It is a little bit harder discover new places or new animals in ordinary labs. You need a new world to be discovered, and on Earth that is not easy. Man has put foot almost on every place on our planet, on almost every mountain top, in any forest. Only some very inhospitable places are still to be explored, such as the icy world of Antartica, or the impenetrable rainforest in Borneo. Or what about diving into the deep abysses of the oceans? Not really easy places to get to, stuff for millionaires. Or you could become an astronaut and wait your turn to explore faraway planets.
But what if you don’t have money, time and patience. Just go and explore caves! The underground is still full of places to be explored, sometimes even at only a couple of feet away from the roads, or even in your back garden.
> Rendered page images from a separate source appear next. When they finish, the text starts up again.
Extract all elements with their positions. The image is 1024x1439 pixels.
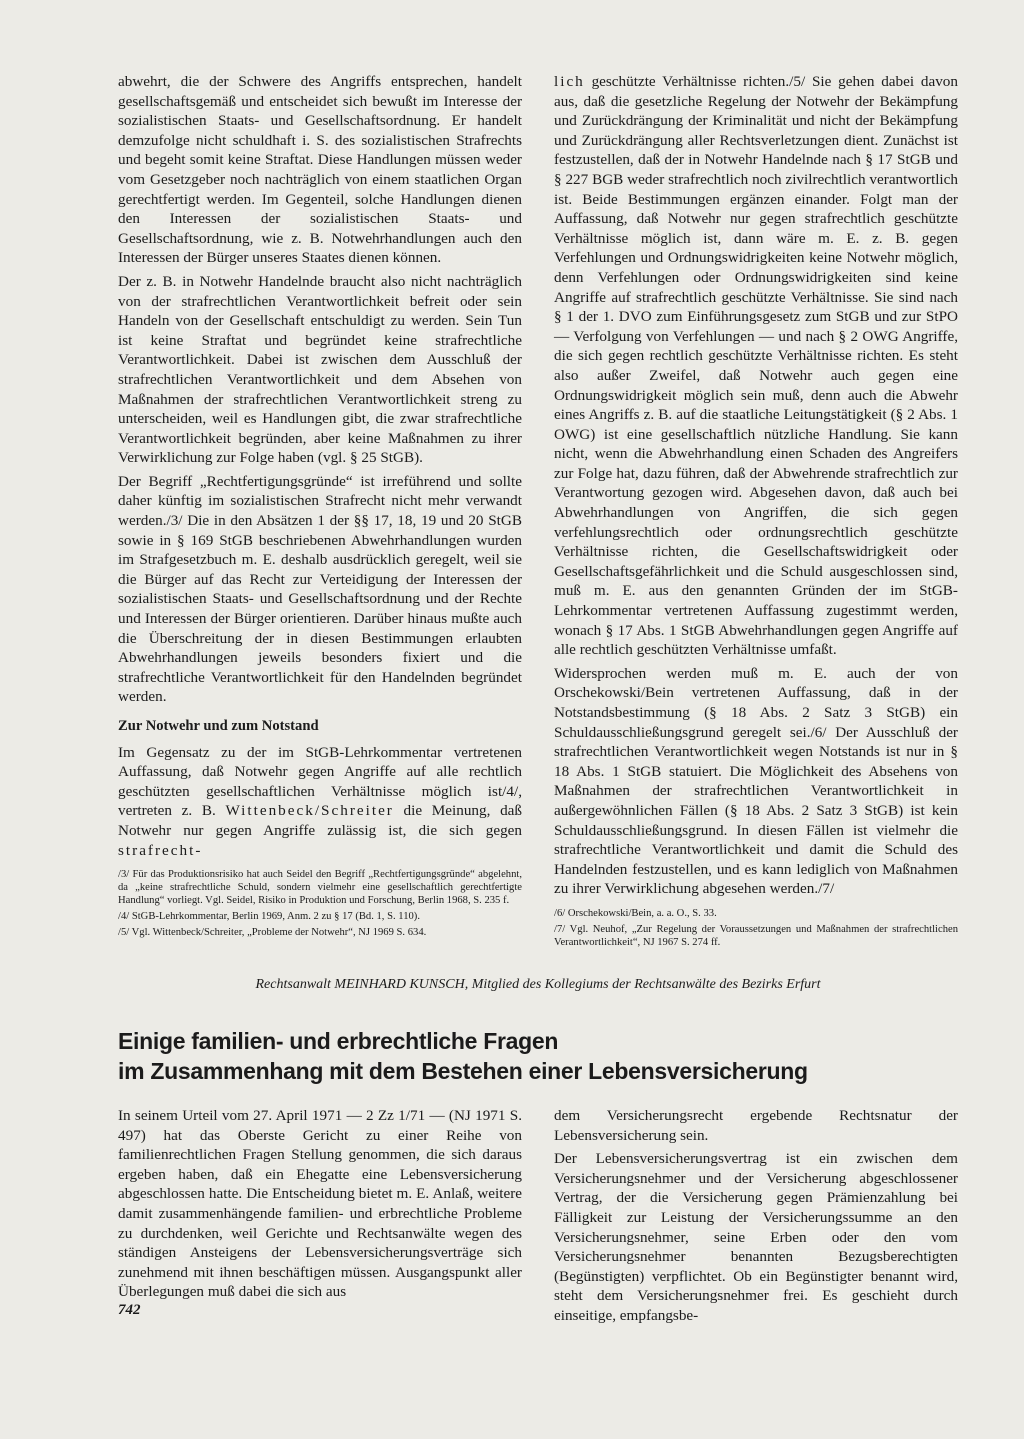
paragraph: Widersprochen werden muß m. E. auch der von Orschekowski/Bein vertretenen Auffassung, daß in der Notstandsbestimmung (§ 18 Abs. 2 Satz 3 StGB) ein Schuldausschließungsgrund geregelt sei./6/ Der Ausschluß der strafrechtlichen Verantwortlichkeit wegen Notstands ist nur in § 18 Abs. 1 StGB statuiert. Die Möglichkeit des Absehens von Maßnahmen der strafrechtlichen Verantwortlichkeit in außergewöhnlichen Fällen (§ 18 Abs. 2 Satz 3 StGB) ist kein Schuldausschließungsgrund. In diesen Fällen ist vielmehr die strafrechtliche Verantwortlichkeit und damit die Schuld des Handelnden festzustellen, und es kann lediglich von Maßnahmen zu ihrer Verwirklichung abgesehen werden./7/ — [554, 664, 958, 898]
paragraph: Der z. B. in Notwehr Handelnde braucht also nicht nachträglich von der strafrechtlichen Verantwortlichkeit befreit oder sein Handeln von der Gesellschaft entschuldigt zu werden. Sein Tun ist keine Straftat und begründet keine strafrechtliche Verantwortlichkeit. Dabei ist zwischen dem Ausschluß der strafrechtlichen Verantwortlichkeit und dem Absehen von Maßnahmen der strafrechtlichen Verantwortlichkeit streng zu unterscheiden, weil es Handlungen gibt, die zwar strafrechtliche Verantwortlichkeit begründen, aber keine Maßnahmen zu ihrer Verwirklichung zur Folge haben (vgl. § 25 StGB). — [118, 272, 522, 467]
left-column-bottom — [118, 1106, 522, 1306]
footnote: /4/ StGB-Lehrkommentar, Berlin 1969, Anm. 2 zu § 17 (Bd. 1, S. 110). — [118, 911, 420, 923]
paragraph-text: geschützte Verhältnisse richten./5/ Sie gehen dabei davon aus, daß die gesetzliche Regelung der Notwehr der Bekämpfung und Zurückdrängung der Kriminalität und nicht der Bekämpfung und Zurückdrängung aller Rechtsverletzungen dient. Zunächst ist festzustellen, daß der in Notwehr Handelnde nach § 17 StGB und § 227 BGB weder strafrechtlich noch zivilrechtlich verantwortlich ist. Beide Bestimmungen ergänzen einander. Folgt man der Auffassung, daß Notwehr nur gegen strafrechtlich geschützte Verhältnisse möglich ist, dann wäre m. E. z. B. gegen Verfehlungen und Ordnungswidrigkeiten keine Notwehr möglich, denn Verfehlungen oder Ordnungswidrigkeiten sind keine Angriffe auf strafrechtlich geschützte Verhältnisse. Sie sind nach § 1 der 1. DVO zum Einführungsgesetz zum StGB und zur StPO — Verfolgung von Verfehlungen — und nach § 2 OWG Angriffe, die sich gegen rechtlich geschützte Verhältnisse richten. Es steht also außer Zweifel, daß Notwehr auch gegen eine Ordnungswidrigkeit möglich sein muß, denn auch die Abwehr eines Angriffs z. B. auf die staatliche Leitungstätigkeit (§ 2 Abs. 1 OWG) ist eine gesellschaftlich nützliche Handlung. Sie kann nicht, wenn die Abwehrhandlung einen Schaden des Angreifers zur Folge hat, dazu führen, daß der Abwehrende strafrechtlich zur Verantwortung gezogen wird. Abgesehen davon, daß auch bei Abwehrhandlungen von Angriffen, die sich gegen verfehlungsrechtlich oder ordnungsrechtlich geschützte Verhältnisse richten, die Gesellschaftswidrigkeit oder Gesellschaftsgefährlichkeit und die Schuld ausgeschlossen sind, muß m. E. aus den genannten Gründen der im StGB-Lehrkommentar vertretenen Auffassung zugestimmt werden, wonach § 17 Abs. 1 StGB Abwehrhandlungen gegen Angriffe auf alle rechtlich geschützten Verhältnisse umfaßt. — [554, 73, 958, 659]
footnote: /3/ Für das Produktionsrisiko hat auch Seidel den Begriff „Rechtfertigungsgründe“ abgelehnt, da „keine strafrechtliche Schuld, sondern vielmehr eine gesellschaftlich gerechtfertigte Handlung“ vorliegt. Vgl. Seidel, Risiko in Produktion und Forschung, Berlin 1968, S. 235 f. — [118, 869, 522, 907]
right-column-top — [554, 72, 958, 952]
headline-line: Einige familien- und erbrechtliche Fragen — [118, 1028, 559, 1054]
paragraph-text: strafrecht- — [118, 841, 203, 859]
paragraph-text: lich — [554, 73, 585, 90]
author-names: Wittenbeck/Schreiter — [225, 802, 394, 820]
paragraph-text: Im Gegensatz zu der im StGB-Lehrkommentar vertretenen Auffassung, daß Notwehr gegen Angriffe auf alle rechtlich geschützten gesellschaftlichen Verhältnisse möglich ist/4/, vertreten z. B. — [118, 743, 522, 820]
paragraph: abwehrt, die der Schwere des Angriffs entsprechen, handelt gesellschaftsgemäß und entscheidet sich bewußt im Interesse der sozialistischen Staats- und Gesellschaftsordnung. Er handelt demzufolge nicht schuldhaft i. S. des sozialistischen Strafrechts und begeht somit keine Straftat. Diese Handlungen müssen weder vom Gesetzgeber noch nachträglich von einem staatlichen Organ gerechtfertigt werden. Im Gegenteil, solche Handlungen dienen den Interessen der sozialistischen Staats- und Gesellschaftsordnung, wie z. B. Notwehrhandlungen auch den Interessen der Bürger unseres Staates dienen können. — [118, 73, 522, 267]
right-column-bottom — [554, 1106, 958, 1330]
paragraph: Der Begriff „Rechtfertigungsgründe“ ist irreführend und sollte daher künftig im sozialistischen Strafrecht nicht mehr verwandt werden./3/ Die in den Absätzen 1 der §§ 17, 18, 19 und 20 StGB sowie in § 169 StGB beschriebenen Abwehrhandlungen wurden im Strafgesetzbuch m. E. deshalb ausdrücklich geregelt, weil sie die Bürger auf das Recht zur Verteidigung der Interessen der sozialistischen Staats- und Gesellschaftsordnung und der Rechte und Interessen der Bürger orientieren. Darüber hinaus mußte auch die Überschreitung der in diesen Bestimmungen erlaubten Abwehrhandlungen jeweils besonders fixiert und die strafrechtliche Verantwortlichkeit für den Handelnden begründet werden. — [118, 472, 522, 706]
article-headline — [118, 1026, 958, 1086]
footnote: /5/ Vgl. Wittenbeck/Schreiter, „Probleme der Notwehr“, NJ 1969 S. 634. — [118, 927, 427, 939]
paragraph: Der Lebensversicherungsvertrag ist ein zwischen dem Versicherungsnehmer und der Versicherung abgeschlossener Vertrag, der die Versicherung gegen Prämienzahlung bei Fälligkeit zur Leistung der Versicherungssumme an den Versicherungsnehmer, seine Erben oder den vom Versicherungsnehmer benannten Bezugsberechtigten (Begünstigten) verpflichtet. Ob ein Begünstigter benannt wird, steht dem Versicherungsnehmer frei. Es geschieht durch einseitige, empfangsbe- — [554, 1150, 958, 1324]
paragraph-text: die Meinung, daß Notwehr nur gegen Angriffe zulässig ist, die sich gegen — [118, 802, 522, 839]
headline-line: im Zusammenhang mit dem Bestehen einer Lebensversicherung — [118, 1058, 808, 1084]
paragraph: dem Versicherungsrecht ergebende Rechtsnatur der Lebensversicherung sein. — [554, 1107, 958, 1144]
paragraph — [118, 743, 522, 861]
footnote: /7/ Vgl. Neuhof, „Zur Regelung der Voraussetzungen und Maßnahmen der strafrechtlichen Verantwortlichkeit“, NJ 1967 S. 274 ff. — [554, 923, 958, 948]
page-number: 742 — [118, 1302, 141, 1318]
footnotes-left — [118, 868, 522, 939]
section-heading: Zur Notwehr und zum Notstand — [118, 718, 319, 734]
author-byline: Rechtsanwalt MEINHARD KUNSCH, Mitglied des Kollegiums der Rechtsanwälte des Bezirks Erfurt — [255, 977, 821, 992]
footnotes-right — [554, 907, 958, 949]
paragraph: In seinem Urteil vom 27. April 1971 — 2 Zz 1/71 — (NJ 1971 S. 497) hat das Oberste Gericht zu einer Reihe von familienrechtlichen Fragen Stellung genommen, die sich daraus ergeben haben, daß ein Ehegatte eine Lebensversicherung abgeschlossen hatte. Die Entscheidung bietet m. E. Anlaß, weitere damit zusammenhängende familien- und erbrechtliche Probleme zu durchdenken, weil Gerichte und Rechtsanwälte wegen des ständigen Ansteigens der Lebensversicherungsverträge sich zunehmend mit ihnen beschäftigen müssen. Ausgangspunkt aller Überlegungen muß dabei die sich aus — [118, 1107, 522, 1301]
footnote: /6/ Orschekowski/Bein, a. a. O., S. 33. — [554, 907, 717, 919]
paragraph — [554, 72, 958, 660]
left-column-top — [118, 72, 522, 942]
Cavers are the most productive geographic explorers of our contemporary world, finding kilometres of new passages in which no human has ever set foot. And scientists can easily find new animals or microscopic life forms in these remote places of Earth. But not many scientists are able to explore the underground world.
Caves are great places to perform science: they inspire you! Complete darkness, an alien world and strange phenomena to be explained. I started exploring for curiosity, adventure. But the mysteries of caves soon led me to unlock its secrets, performing experiments, sampling materials and living creatures, and allowed me to get some exceptional results. And I am lucky to have become a cave scientist, a Sherlock Holmes of the dark underground. With still many secrets to solve.